間欠性外斜視とは、普段は両目が同じ方向を向いているものの、時々片方の目が外側を向く病気です。普段は目が正しい方向に向くように無意識に目に力が入っているため、目が疲れやすくなります。また、片方の目が外側を向いているときは物が二重に見えます。
大人になってからの斜視は、脳腫瘍、脳出血などの脳疾患、甲状腺眼症などの病気が原因の場合もあるので注意が必要です。まずは眼科を受診して検査を受けてください。
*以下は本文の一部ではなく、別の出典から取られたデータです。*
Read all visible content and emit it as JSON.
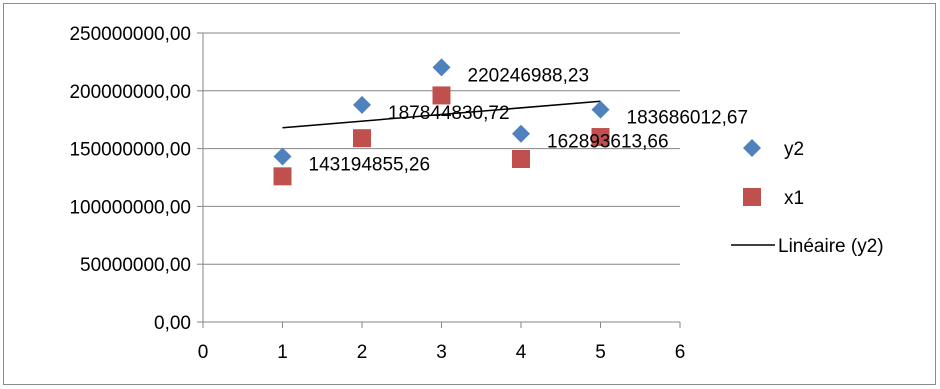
{
  "chart_data": {
    "type": "scatter",
    "xlim": [
      0,
      6
    ],
    "ylim": [
      0,
      250000000
    ],
    "x_ticks": [
      "0",
      "1",
      "2",
      "3",
      "4",
      "5",
      "6"
    ],
    "y_ticks": [
      "0,00",
      "50000000,00",
      "100000000,00",
      "150000000,00",
      "200000000,00",
      "250000000,00"
    ],
    "grid": "horizontal",
    "legend_position": "right",
    "series": [
      {
        "name": "y2",
        "marker": "diamond",
        "color": "#4f81bd",
        "x": [
          1,
          2,
          3,
          4,
          5
        ],
        "y": [
          143194855.26,
          187844830.72,
          220246988.23,
          162893613.66,
          183686012.67
        ],
        "labels": [
          "143194855,26",
          "187844830,72",
          "220246988,23",
          "162893613,66",
          "183686012,67"
        ]
      },
      {
        "name": "x1",
        "marker": "square",
        "color": "#c0504d",
        "x": [
          1,
          2,
          3,
          4,
          5
        ],
        "y": [
          126000000,
          159000000,
          196000000,
          141000000,
          160000000
        ]
      }
    ],
    "trendline": {
      "name": "Linéaire (y2)",
      "of_series": "y2",
      "type": "linear",
      "color": "#000000",
      "x": [
        1,
        5
      ],
      "y": [
        168000000,
        191000000
      ]
    }
  }
}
病気が原因の場合は、その治療を行います。病気が原因ではない場合は、眼精疲労や複視を抑えるために、プリズム眼鏡、斜視手術の治療が検討されます。プリズム眼鏡は、光を屈折させて目の位置を補正します。斜視手術は、目を動かす筋肉の位置を変えて目の位置を補正します。これらの方法で目に力を入れなくても楽に目が正しい方向に向くようにするのです。放置すると日常生活に支障が生じることもあるので、早めに検査・治療を行うとよいでしょう。